I was travelling a few years ago, and hanging out in the hotel bar in Portland, Maine, and I listened in on a heated conversation between some guy and a lady whose husband is a cop. They were discussing police brutality and the protests at the time (Baltimore maybe?), and the lady's point was basically "do whatever you want with regulating police behaviour, but I will take my husband coming home at the end of the night over anything else"
It's possible with the falling rates of crime, this may just solve itself (though increasing police training and standards is a good thing regardless).
I don't think that's actually true. I'll have to find the stats, but IIRC the number of raw crimes is comparable between Western Europe and the US, but in the US the crime is WAY deadlier due to all of the guns.
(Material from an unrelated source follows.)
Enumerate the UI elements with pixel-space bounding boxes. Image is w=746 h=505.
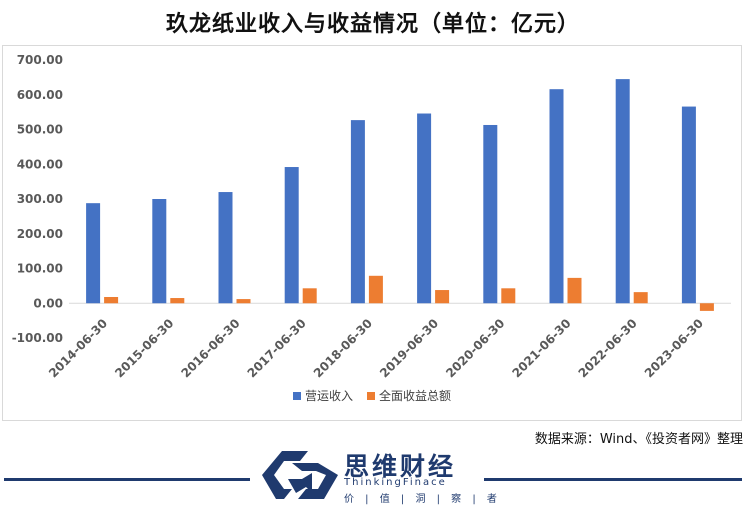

Canada is somewhere in the middle.
It’s hotspots. Take out Chicago, Detroit, Washington DC and maybe New Orleans then even gun crime in the US is no worse than Europe.
https://en.wikipedia.org/wiki/List_of_United_States_cities_b...
https://www.theguardian.com/news/datablog/2012/nov/30/new-yo...
First, you're only looking at cities. Lots of the US population does not live in cities.
Second, even just looking at cities, do you know how many cities there are in the US? (A lot more than 96.)
All this is telling you is that, as far as crime rates go, the US is basically two countries: certain large cities (high crime rate) and everywhere else (low crime rate).
Where do you think these police abuses (and subsequent protests) are coming from? Pretty much exclusively from cities.